The Social Security Administration (SSA) did send Shelly to a consultative examination with an orthopedic specialist who did indicate that she was quite limited: however, when this opinion was reviewed by one of the state agency doctors who review the medical evidence in the file, they chose to ignore this opinion.  It is important to note that consultative examinations are typically set up in those circumstances when a disability claimant is alleging they are suffering from disabling circumstances as result of a condition for which they are not being followed by a physician.  This might be the circumstance where someone does not have insurance coverage in place to see a doctor, or it might simply be that the claimant has been reticent about seeking such treatment.  Consultative examinations, while they can prove helpful, they are not a substitute for treatment and the regulations do require that an individual show they remain disabled “despite prescribed treatment.” 

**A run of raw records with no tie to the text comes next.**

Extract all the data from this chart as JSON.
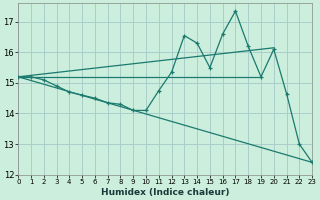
{
  "xlabel": "Humidex (Indice chaleur)",
  "background_color": "#cceedd",
  "grid_color": "#aacccc",
  "line_color": "#1a7a6e",
  "xlim": [
    0,
    23
  ],
  "ylim": [
    12,
    17.6
  ],
  "yticks": [
    12,
    13,
    14,
    15,
    16,
    17
  ],
  "xticks": [
    0,
    1,
    2,
    3,
    4,
    5,
    6,
    7,
    8,
    9,
    10,
    11,
    12,
    13,
    14,
    15,
    16,
    17,
    18,
    19,
    20,
    21,
    22,
    23
  ],
  "series1_x": [
    0,
    1,
    2,
    3,
    4,
    5,
    6,
    7,
    8,
    9,
    10,
    11,
    12,
    13,
    14,
    15,
    16,
    17,
    18,
    19,
    20,
    21,
    22,
    23
  ],
  "series1_y": [
    15.2,
    15.2,
    15.1,
    14.9,
    14.7,
    14.6,
    14.5,
    14.35,
    14.3,
    14.1,
    14.1,
    14.75,
    15.35,
    16.55,
    16.3,
    15.5,
    16.6,
    17.35,
    16.2,
    15.2,
    16.1,
    14.65,
    13.0,
    12.4
  ],
  "series2_x": [
    0,
    19
  ],
  "series2_y": [
    15.2,
    15.2
  ],
  "series3_x": [
    0,
    20
  ],
  "series3_y": [
    15.2,
    16.15
  ],
  "series4_x": [
    0,
    23
  ],
  "series4_y": [
    15.2,
    12.4
  ]
}
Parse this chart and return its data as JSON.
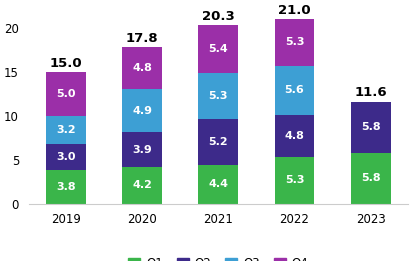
{
  "years": [
    "2019",
    "2020",
    "2021",
    "2022",
    "2023"
  ],
  "Q1": [
    3.8,
    4.2,
    4.4,
    5.3,
    5.8
  ],
  "Q2": [
    3.0,
    3.9,
    5.2,
    4.8,
    5.8
  ],
  "Q3": [
    3.2,
    4.9,
    5.3,
    5.6,
    0.0
  ],
  "Q4": [
    5.0,
    4.8,
    5.4,
    5.3,
    0.0
  ],
  "totals": [
    15.0,
    17.8,
    20.3,
    21.0,
    11.6
  ],
  "colors": {
    "Q1": "#3ab54a",
    "Q2": "#3d2a8a",
    "Q3": "#3d9fd4",
    "Q4": "#9b2fa8"
  },
  "ylim": [
    0,
    22
  ],
  "yticks": [
    0,
    5,
    10,
    15,
    20
  ],
  "bar_width": 0.52,
  "label_fontsize": 8.0,
  "total_fontsize": 9.5,
  "legend_fontsize": 8.5,
  "axis_fontsize": 8.5
}
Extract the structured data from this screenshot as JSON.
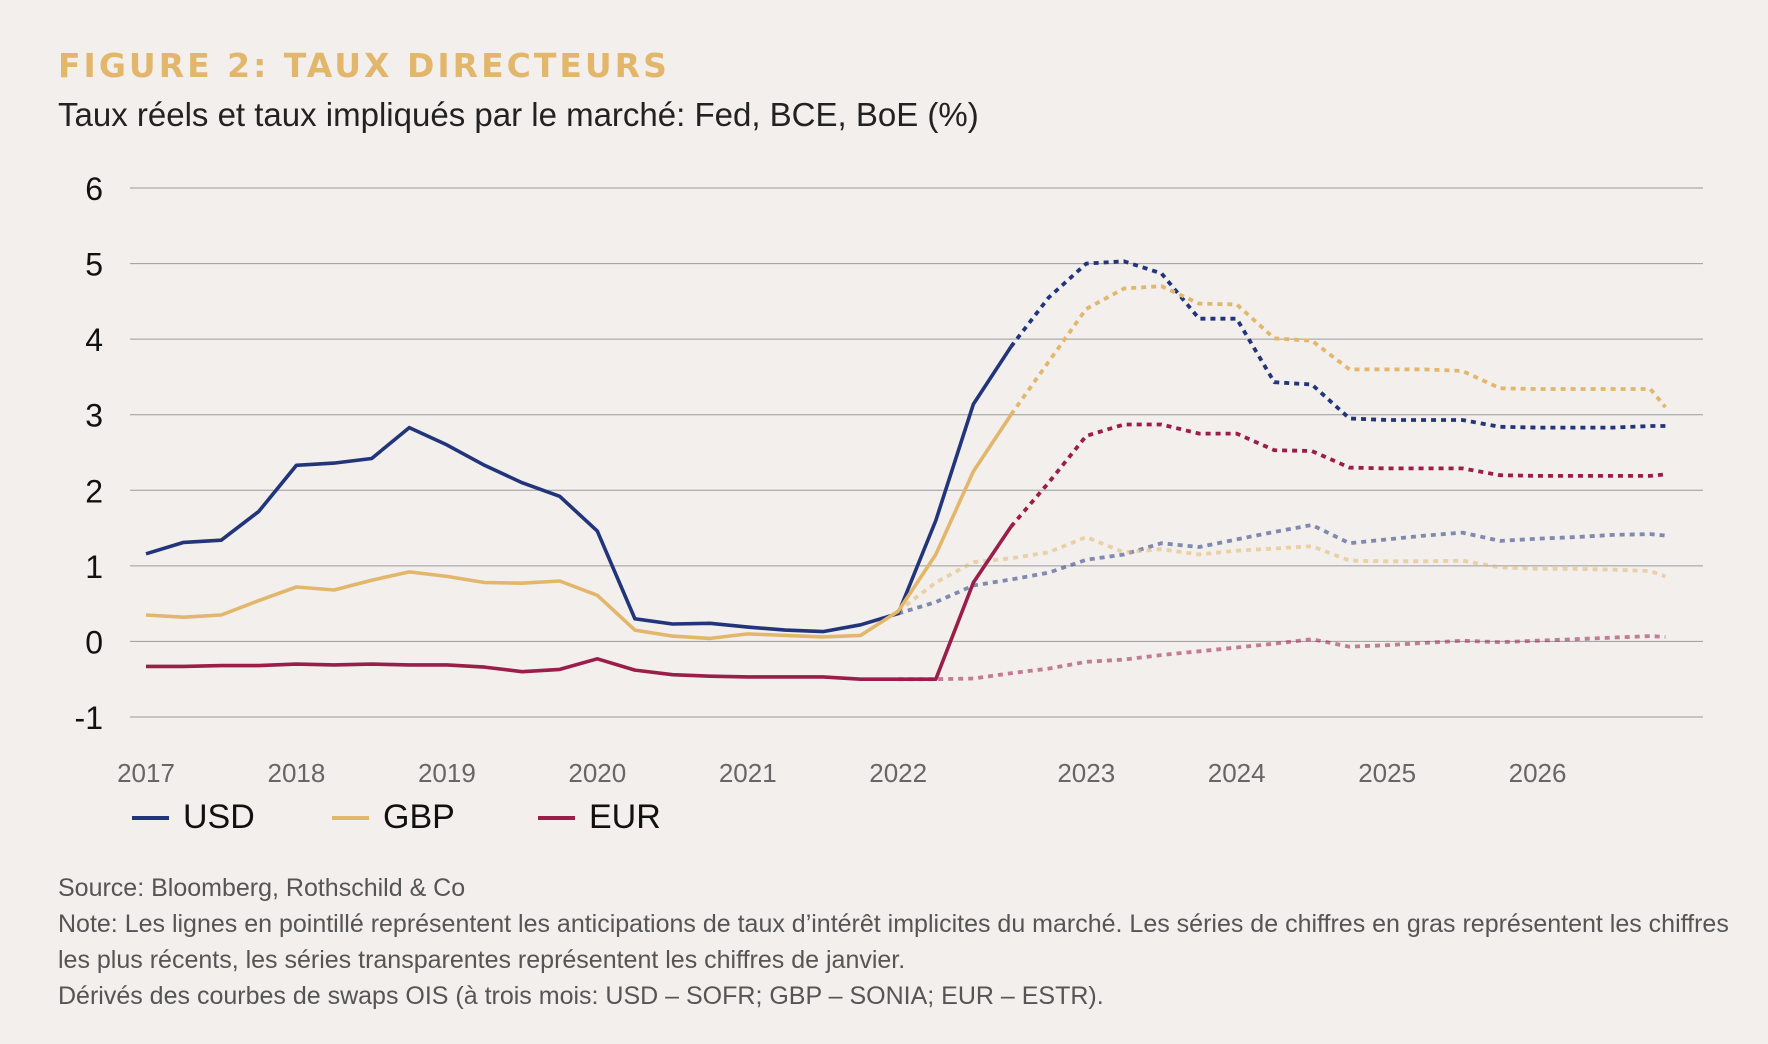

By guiding Shelly to advocate for herself with her primary care physician to ensure that she received the treatment she required both personally for her medical condition and for her claim, we were able to ensure that Shelly received answers as to what was going on with her back and how these problems might best be treated.  Thus, this served to help Shelly both personally and in terms of her claim, as now, a specialist was willing to comment on her behalf as to the nature and severity of her medical condition and how it was impacting her ability to function.  

Thus, while at the time of the prior state agency determinations of her claim (at the time of both the initial denial and the denial on reconsideration), SSA did not have the benefit of one of Shelly's treatment provider's opinion as to her functional limitations, at hearing there was a much different scenario.  The presiding Administrative Law Judge (ALJ) at the Portland Office of Disability Adjudication and Review now had significant additional medical documentation that was compelling.   The judge agreed at hearing with claimant's counsel that these  two assessments (the prior consultative examination opinion and that of her own treating specialist) should be given controlling weigh thereby resulting in a favorable decision for Shelly. The ALJ likewise agreed with claimant's counsel's argument that based on Shelly's age, education, past relevant work experience (which was as a convenience store clerk) and lack of transferable skills to other sedentary work that she should be found to meet a Social Security grid rule (and was therefore found disabled under Social Security's rules and entitled to benefits).

I was honored to handle the claim of such a hardworking an dedicated individual such as Shelly.  Working together as a team, that is to say, Shelly, her doctors and I, Shelly’s case went very smoothly at hearing and served to result in what has been a fully favorable decision.